31052006_Dr_LEE_Jong-wook2Q.jpgDr LEE Jong-wook, Director-General of the World Health Organization, died on the 22nd May, following a short illness. Dr Lee had been director-general since 2003. Dr Lee, a national of the Republic of Korea, was a world leader in public health. 'He tackled every challenge with passion, dedication and professionalism', said the WHO.

Dr Lee worked for 23 years at WHO, in technical, managerial and policy positions, and was the first person from the Republic of Korea to lead a UN agency. 
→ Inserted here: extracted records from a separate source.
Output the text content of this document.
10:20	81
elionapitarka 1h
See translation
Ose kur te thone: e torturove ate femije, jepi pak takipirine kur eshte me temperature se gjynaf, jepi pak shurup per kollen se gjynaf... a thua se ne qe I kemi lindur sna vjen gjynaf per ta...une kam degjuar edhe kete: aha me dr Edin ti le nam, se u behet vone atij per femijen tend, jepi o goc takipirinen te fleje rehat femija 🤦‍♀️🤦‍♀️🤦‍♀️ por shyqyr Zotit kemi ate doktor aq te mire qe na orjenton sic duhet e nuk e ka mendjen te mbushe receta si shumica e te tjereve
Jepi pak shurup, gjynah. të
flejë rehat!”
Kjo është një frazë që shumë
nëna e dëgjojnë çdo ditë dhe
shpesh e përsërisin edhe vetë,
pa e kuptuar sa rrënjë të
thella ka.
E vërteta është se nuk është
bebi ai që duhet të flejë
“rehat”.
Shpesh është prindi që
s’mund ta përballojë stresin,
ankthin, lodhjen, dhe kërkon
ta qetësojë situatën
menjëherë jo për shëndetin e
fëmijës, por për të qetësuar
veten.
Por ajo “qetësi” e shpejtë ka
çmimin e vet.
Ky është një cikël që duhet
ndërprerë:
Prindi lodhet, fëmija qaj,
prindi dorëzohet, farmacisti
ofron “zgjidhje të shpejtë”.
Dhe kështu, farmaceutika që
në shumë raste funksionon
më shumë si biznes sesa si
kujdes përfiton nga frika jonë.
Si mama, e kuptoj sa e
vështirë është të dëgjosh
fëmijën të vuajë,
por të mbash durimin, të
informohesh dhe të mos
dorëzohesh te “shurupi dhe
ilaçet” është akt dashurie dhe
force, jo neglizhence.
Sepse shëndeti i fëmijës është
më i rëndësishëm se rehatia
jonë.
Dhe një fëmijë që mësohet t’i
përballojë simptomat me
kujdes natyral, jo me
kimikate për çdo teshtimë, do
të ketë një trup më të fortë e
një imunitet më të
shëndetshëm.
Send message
When Dr Lee Jong-wook took over the leadership of the World Health Organisation he made HIV his number one target. Soon after his appointment in January 2003, he launched the Three by Five programme. The plan was to get 3m people in the poorest parts of the world on to HIV drugs by the end of 2005.  Many argue that the failure to reach this target should not cloud the strong leadership shown by Dr Lee in the last two years. The target was always acknowledged to be very ambitious and in some ways the failings were out of his hands. 

But the two years he spent in office were dominated by the spread of bird flu, or avian influenza, through Asia, Europe and Africa. Under Dr Lee's leadership, the WHO has been co-ordinating the global response to human cases of the H5N1 strain of bird flu and monitoring the threat of an influenza pandemic, in case the virus should mutate into a strain easily spread among people. Under Dr Lee's tenure, the WHO has been quick to warn of the danger posed by the bird flu virus mutating with a human version.